Dans «Le sacré et la liberté», Gadâan Fahmy souligna d’ailleurs «la centralité de la question de la femme et de sa libération, ainsi que le rôle des idées modernistes de Qasim Amin dans ce débat toujours aussi présent au niveau arabe contemporain». En effet, ce livre constitua un véritable manifeste de la libération des femmes en Egypte et dans les Etats arabes, puisque l’auteur avait appelé depuis l’époque à lever l’obligation du voile pour les femmes dans les espaces publics, tout en plaidant pour la mixité.
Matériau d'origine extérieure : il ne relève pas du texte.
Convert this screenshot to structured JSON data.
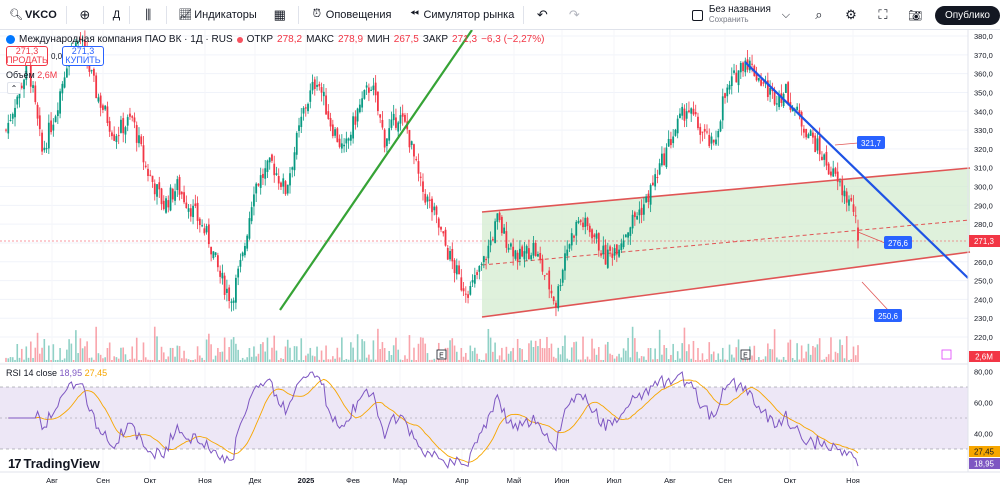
{
  "toolbar": {
    "symbol": "VKCO",
    "interval": "Д",
    "indicators_label": "Индикаторы",
    "alerts_label": "Оповещения",
    "replay_label": "Симулятор рынка",
    "layout_name": "Без названия",
    "layout_status": "Сохранить",
    "publish_label": "Опублико"
  },
  "legend": {
    "name": "Международная компания ПАО ВК · 1Д · RUS",
    "open_label": "ОТКР",
    "open_value": "278,2",
    "high_label": "МАКС",
    "high_value": "278,9",
    "low_label": "МИН",
    "low_value": "267,5",
    "close_label": "ЗАКР",
    "close_value": "271,3",
    "change": "−6,3 (−2,27%)",
    "sell_price": "271,3",
    "sell_label": "ПРОДАТЬ",
    "buy_price": "271,3",
    "buy_label": "КУПИТЬ",
    "spread": "0,0",
    "volume_label": "Объём",
    "volume_value": "2,6M"
  },
  "rsi_legend": {
    "label": "RSI 14 close",
    "rsi": "18,95",
    "ma": "27,45"
  },
  "brand": "TradingView",
  "colors": {
    "up": "#089981",
    "down": "#f23645",
    "trend_green": "#36a336",
    "trend_blue": "#1e53e5",
    "channel": "#e05555",
    "channel_fill": "#d4ecd0",
    "rsi_line": "#7e57c2",
    "rsi_ma": "#f7a600",
    "rsi_band": "#ede7f6"
  },
  "chart_data": [
    {
      "type": "candlestick",
      "title": "Международная компания ПАО ВК · 1Д · RUS",
      "y_ticks": [
        380,
        370,
        360,
        350,
        340,
        330,
        320,
        310,
        300,
        290,
        280,
        270,
        260,
        250,
        240,
        230,
        220
      ],
      "ylim": [
        215,
        382
      ],
      "x_ticks": [
        "Авг",
        "Сен",
        "Окт",
        "Ноя",
        "Дек",
        "2025",
        "Фев",
        "Мар",
        "Апр",
        "Май",
        "Июн",
        "Июл",
        "Авг",
        "Сен",
        "Окт",
        "Ноя"
      ],
      "last_price": 271.3,
      "price_path": [
        [
          0,
          330
        ],
        [
          4,
          345
        ],
        [
          10,
          365
        ],
        [
          16,
          318
        ],
        [
          22,
          340
        ],
        [
          28,
          372
        ],
        [
          33,
          378
        ],
        [
          40,
          350
        ],
        [
          48,
          328
        ],
        [
          56,
          336
        ],
        [
          62,
          310
        ],
        [
          70,
          290
        ],
        [
          76,
          300
        ],
        [
          84,
          285
        ],
        [
          90,
          272
        ],
        [
          95,
          252
        ],
        [
          100,
          240
        ],
        [
          105,
          262
        ],
        [
          110,
          300
        ],
        [
          118,
          312
        ],
        [
          124,
          298
        ],
        [
          132,
          340
        ],
        [
          138,
          358
        ],
        [
          144,
          334
        ],
        [
          150,
          318
        ],
        [
          156,
          340
        ],
        [
          162,
          355
        ],
        [
          168,
          325
        ],
        [
          174,
          338
        ],
        [
          178,
          330
        ],
        [
          184,
          300
        ],
        [
          190,
          285
        ],
        [
          196,
          265
        ],
        [
          202,
          248
        ],
        [
          206,
          245
        ],
        [
          212,
          260
        ],
        [
          218,
          282
        ],
        [
          222,
          272
        ],
        [
          228,
          262
        ],
        [
          234,
          268
        ],
        [
          240,
          250
        ],
        [
          244,
          238
        ],
        [
          248,
          265
        ],
        [
          254,
          282
        ],
        [
          260,
          276
        ],
        [
          266,
          262
        ],
        [
          272,
          270
        ],
        [
          278,
          282
        ],
        [
          284,
          292
        ],
        [
          290,
          310
        ],
        [
          296,
          328
        ],
        [
          302,
          342
        ],
        [
          308,
          330
        ],
        [
          314,
          320
        ],
        [
          318,
          345
        ],
        [
          324,
          360
        ],
        [
          328,
          368
        ],
        [
          334,
          358
        ],
        [
          340,
          348
        ],
        [
          346,
          350
        ],
        [
          352,
          336
        ],
        [
          358,
          325
        ],
        [
          364,
          312
        ],
        [
          370,
          300
        ],
        [
          376,
          288
        ],
        [
          378,
          271.3
        ]
      ],
      "annotations": [
        {
          "type": "price_label",
          "text": "321,7"
        },
        {
          "type": "price_label",
          "text": "276,6"
        },
        {
          "type": "price_label",
          "text": "250,6"
        },
        {
          "type": "price_label",
          "text": "271,3"
        }
      ]
    },
    {
      "type": "bar",
      "title": "Объём",
      "last_label": "2,6M"
    },
    {
      "type": "line",
      "title": "RSI 14 close",
      "y_ticks": [
        80,
        60,
        40
      ],
      "bands": [
        30,
        70
      ],
      "last_rsi": 18.95,
      "last_ma": 27.45
    }
  ]
}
«Qasim Amin fournit de considérables efforts pour prouver que le hijab dominant dans les usages religieux n’était pas musulman à l’origine», souligna encore Gharid Al-Sheikh. Pour toutes ces raisons, ces prises de position créent un tollé majeur en suscitant l’une des controverses les plus marquantes de l’Egypte à l’époque.

«Les idées de Qasim Amin eurent un important impact sur le cours de l’histoire et de la condition des femmes égyptiennes. Il lui revint en effet d’avoir créé cette renaissance féministe, avec laquelle l’Egypte se distingua des autres pays de la région», indiqua de son côté Khaki Ahm dans «Qasim Amin, récit de vie».
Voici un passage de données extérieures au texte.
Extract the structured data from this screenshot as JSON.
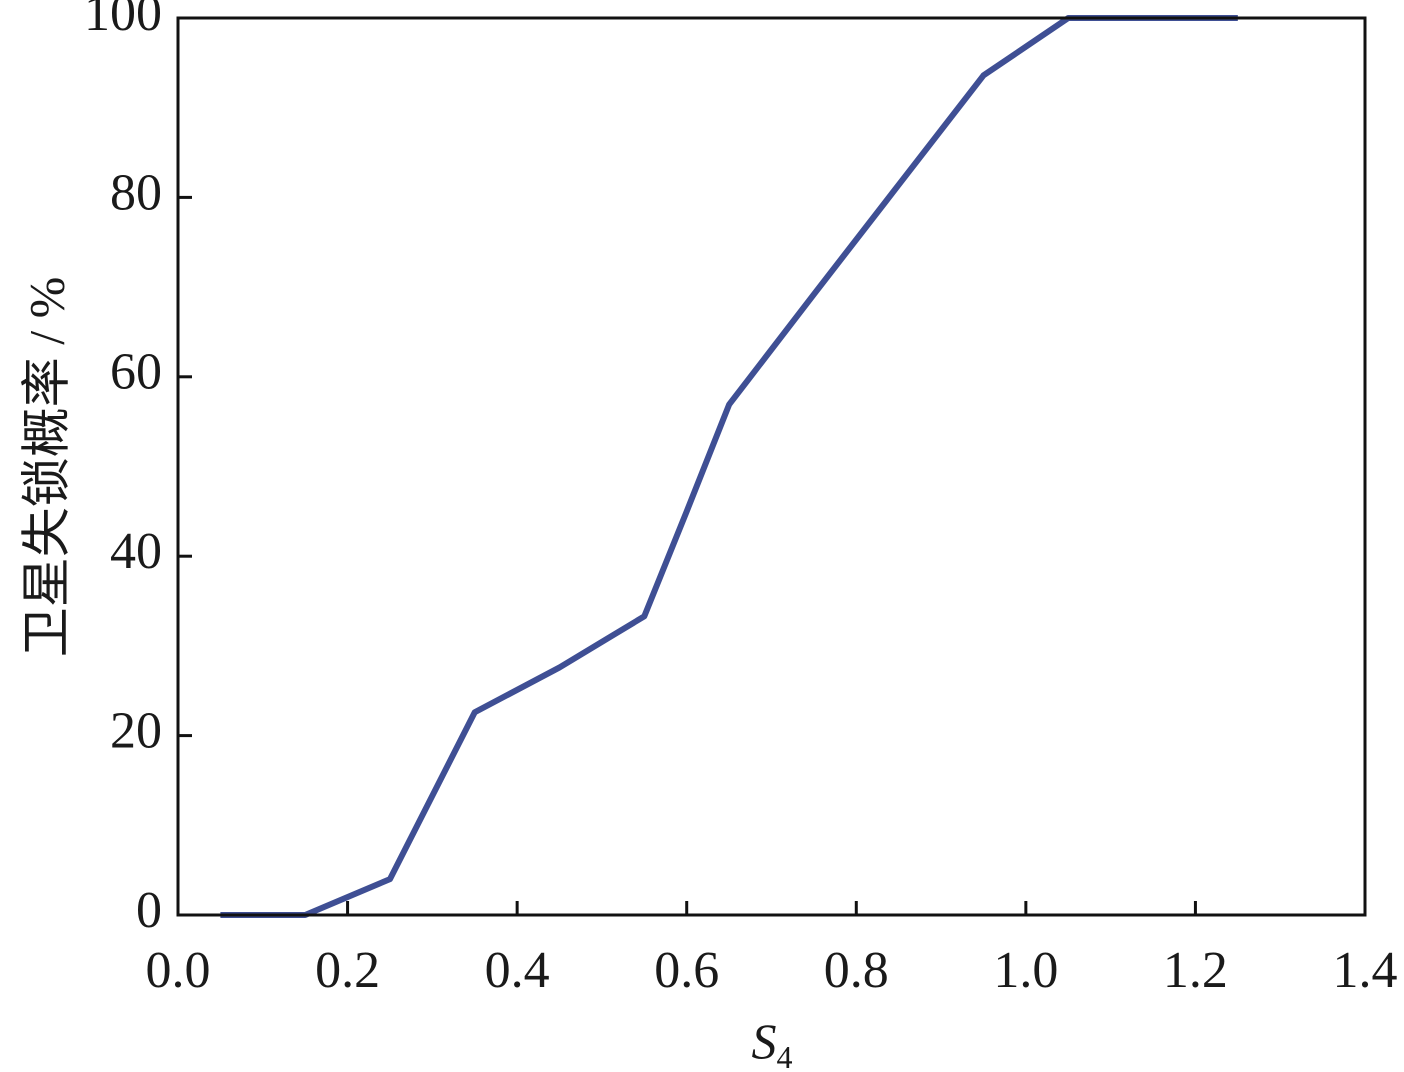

Quant à ses détracteurs, ils l’accusèrent d’avoir failli à la religion et d’inciter les femmes à la débauche. Mais un autre groupe d’intellectuels épousa ses idéaux et le considéra comme le pionnier du mouvement intellectuel et social pour l’émancipation des femmes.

«L’appel de Qasim Amin raisonna pendant plus de soixante-dix ans, même s’il se confronta aux esprits traditionalistes qui convergèrent leurs efforts pour le contrer. Malgré ces réactions, ses œuvres majeures que furent ‘La libération de la femme’ et ‘La femme nouvelle’ gagna les consciences et les esprits.»

Magazine Daawat Alhaq, n°129 – une publication du ministère des Habous et des affaires islamiques

Un intellectuel défenseur du modernisme

En réponse à ses détracteurs qui l’attaquèrent pour «La libération de la femme», Qasim Amin récidiva en publiant «La femme nouvelle». «Nous n’écrivons pas pour recevoir les applaudissements et les félicitations des ignorants parmi le large public», répondit l’intellectuel, cité dans Daawat Alhaq.

«Nous nous adressons aux savants, aux intellectuels et surtout à cette jeunesse moderne en laquelle nous mettons tous nos espoirs en un avenir meilleur. C’est cette nouvelle génération éduquée par le savoir qui se saisira le mieux de la cause des femmes en y accordant l’intérêt et la recherche nécessaires», ajouta-t-il.

Qasim Amin mourut le 23 avril 1908 alors qu’il n’avait que quarante-cinq ans. Mais son apport intellectuel influença l’Egypte et le monde arabe, inspirant ainsi nombre d’écrivains et d’artistes qui se revendiquèrent du courant féministe.

«Le sujet le passionnait tel un résistant enthousiasmé sur les questions relatives à son pays, et non l’acteur politique critique qui ne s’attelait qu’à mettre en avant ce qui n’allait pas, décrivit Gharid Al-Sheikh. Il mit le doigt sur ce qui se passait véritablement lorsqu’on négligeait le secteur de l’éducation, en soulignant que celle-ci était la clé d’une réforme sociétale profonde».